Weather, time, and their mood permitting, our boys have frequently gotten themselves to school under their own steam.  Walking, biking, even longboarding have been their favored methods.

In the past, I received calls from aghast neighbors reporting such sightings as “I noticed Ian walking to elementary school – do you realize a construction project has started on Pool Lane?” 

Me:  “Yes, and…?”

Neighbor:  “Well, you don’t know who those workers are!  What if one of them is a child-snatcher?”

Me:  “I have not run any background checks on the workers.  We’ll take a chance that they are not perverts, thank you.  Come on, what are the odds?”

That really is the question:  what are the odds?  Personally, I think all Americans should be required to take a course in statistics.  Everyone in this neurotic nation needs to learn about probabilities.  As an added bonus, such mandated education might cut down on the gambling addiction sweeping our country as well.

So without further ado, here is a fabulous piece by Lenore Skenazy, who first gained notoriety when she wrote about letting her 9-year-old ride the NYC subway alone.  

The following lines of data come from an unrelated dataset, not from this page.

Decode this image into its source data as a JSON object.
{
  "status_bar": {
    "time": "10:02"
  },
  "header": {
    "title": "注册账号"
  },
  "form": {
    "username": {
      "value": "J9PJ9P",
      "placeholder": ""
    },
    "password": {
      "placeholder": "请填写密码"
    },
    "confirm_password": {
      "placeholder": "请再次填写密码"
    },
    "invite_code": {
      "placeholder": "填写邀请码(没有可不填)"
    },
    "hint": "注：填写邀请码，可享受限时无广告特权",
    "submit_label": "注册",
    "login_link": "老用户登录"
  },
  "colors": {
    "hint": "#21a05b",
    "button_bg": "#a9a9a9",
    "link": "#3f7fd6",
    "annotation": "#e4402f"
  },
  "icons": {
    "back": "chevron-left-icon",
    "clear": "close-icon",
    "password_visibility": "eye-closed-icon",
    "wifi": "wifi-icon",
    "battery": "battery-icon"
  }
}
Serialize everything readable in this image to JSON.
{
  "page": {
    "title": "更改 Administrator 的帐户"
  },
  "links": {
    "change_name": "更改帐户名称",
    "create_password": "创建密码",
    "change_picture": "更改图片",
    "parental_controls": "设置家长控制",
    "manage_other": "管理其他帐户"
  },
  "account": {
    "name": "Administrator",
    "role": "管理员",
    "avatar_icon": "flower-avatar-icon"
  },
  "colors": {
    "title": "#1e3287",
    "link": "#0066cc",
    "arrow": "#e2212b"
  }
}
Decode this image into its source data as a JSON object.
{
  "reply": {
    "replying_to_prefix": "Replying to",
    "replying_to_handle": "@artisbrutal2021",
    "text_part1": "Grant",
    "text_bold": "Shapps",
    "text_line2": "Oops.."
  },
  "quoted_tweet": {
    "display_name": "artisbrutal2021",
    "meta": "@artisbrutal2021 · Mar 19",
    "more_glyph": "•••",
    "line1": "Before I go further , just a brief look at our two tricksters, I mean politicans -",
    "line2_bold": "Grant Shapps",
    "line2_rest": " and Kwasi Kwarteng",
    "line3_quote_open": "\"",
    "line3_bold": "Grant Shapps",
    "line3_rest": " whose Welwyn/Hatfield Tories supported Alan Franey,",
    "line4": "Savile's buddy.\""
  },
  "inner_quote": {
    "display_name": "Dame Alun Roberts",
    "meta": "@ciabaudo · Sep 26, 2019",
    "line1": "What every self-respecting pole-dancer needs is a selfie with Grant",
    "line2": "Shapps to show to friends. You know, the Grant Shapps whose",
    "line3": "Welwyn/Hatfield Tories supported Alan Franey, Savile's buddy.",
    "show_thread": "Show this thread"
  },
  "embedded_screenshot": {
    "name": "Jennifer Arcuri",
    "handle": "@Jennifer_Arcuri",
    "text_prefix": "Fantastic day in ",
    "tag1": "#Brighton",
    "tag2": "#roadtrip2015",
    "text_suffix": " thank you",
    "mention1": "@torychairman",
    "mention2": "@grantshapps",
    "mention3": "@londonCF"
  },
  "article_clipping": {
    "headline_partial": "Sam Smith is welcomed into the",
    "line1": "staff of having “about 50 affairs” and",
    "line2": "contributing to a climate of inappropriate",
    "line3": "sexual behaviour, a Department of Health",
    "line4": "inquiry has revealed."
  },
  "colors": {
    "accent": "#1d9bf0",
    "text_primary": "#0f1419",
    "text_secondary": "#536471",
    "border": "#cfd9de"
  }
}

Whatever Happened to Walking to School? 

by Lenore Skenazy

If you think the first week of September means kids skipping off to school, you might want to check your calendar—for the century. The way you got to school isn’t the way they do.

Take the bus. Sure, about 40% of kids still ride the cheery yellow chugger, but in many towns it doesn’t stop only at the bus stops anymore. It stops at each child’s house.

Often, the kids aren’t waiting outside to get on. They are waiting in their parents’ cars—cars the parents drove from the garage to the sidewalk so their children would be climate-controlled and safe from the predators so prevalent on suburban driveways.  (NOTE FROM JENNIFER – We actaully see this happen in our town.  After the bus comes, the mom backs up the driveway in her gas-hogging SUV).

Those of us who remember using our own legs for transit now run the risk of sounding Abe Lincolnesque. Today, only about one in 10 kids walks to school, says Lauren Marchetti, director of the National Center for Safe Routes to School.

The shift is so profound that the language itself has changed. “Arrival” and “dismissal” have become “drop-off” and “pick-up” because an adult is almost always involved—even when it doesn’t make sense.

“When we first moved to town we found a house three blocks from the school,” says Annie Anderson, a mom in Corpus Christi, Texas. “The day before school started a lady knocked on my door and asked if I’d like to join the carpool.”

“Carpool to where?” Ms. Anderson asked. “She proceeded to explain that not only would I pick up her kid and others every morning of my assigned week, but I would need to pick up their ‘carpool seats’ before Monday and pass them to the next parent on Friday.” Ms. Anderson declined and allowed her second-grader to walk instead. He beat the car every day.

Driving makes sense if the bus takes forever, or if school is on the way to work. But too often drop-off in the morning means snarls and traffic, and afternoon pick-up has become the evacuation of Saigon. At schools around the country, here’s how it works:

First, the “car kids” are herded into the gym. “The guards make sure all children sit still and do not move or speak during the process,” reports a dad in Tennessee. Outside, “People get there 45 minutes early to get a spot. And the scary thing is, most of the kids live within biking distance,” says Kim Meyer, a mom in Greensboro, N.C.

When the bell finally rings, the first car races into the pick-up spot, whereupon the car-line monitor barks into a walkie-talkie: “Devin’s mom is here!”

Devin is grabbed from the gym, escorted to the sidewalk and hustled into the car as if under enemy fire. His mom peels out and the next car pulls up. “Sydney’s mom is here!”

Kerry Buss, a curriculum developer in Fairfax County, Va., says her son’s school does this, “And this is the same school that took out the bike racks to discourage kids from biking.” It’s also the school her husband attended as a child. Back then, “he and his sister walked to school like every other kid in the neighborhood. It was unheard of that there’d be a bus, much less a car line.”

How did we get to this point? How did we forget that it’s just a walk to school?

Simple. We bought the line that good parenting is the same as over-parenting. That the more we could do for our children, the better. We forgot the joy of scuffing down the street when we were young, crunching leaves, picking up seeds, and decided we’d do it all for our kids, independence be damned!

Except independence is good. Children who walk to school are healthier, for obvious reasons. New studies suggest they may do better academically, too. “You can see the difference in the kids who walk or bike,” says Jerry Flynn, principal of St. Thomas Aquinas, a Catholic school in Indianapolis that has been encouraging parents to stop driving their kids. “They’re bright, chatty, ready to go.”

And one day, they might even get to tell their own kids something more than: “When I was your age, I walked 10 feet to the SUV—and it was uphill both ways.”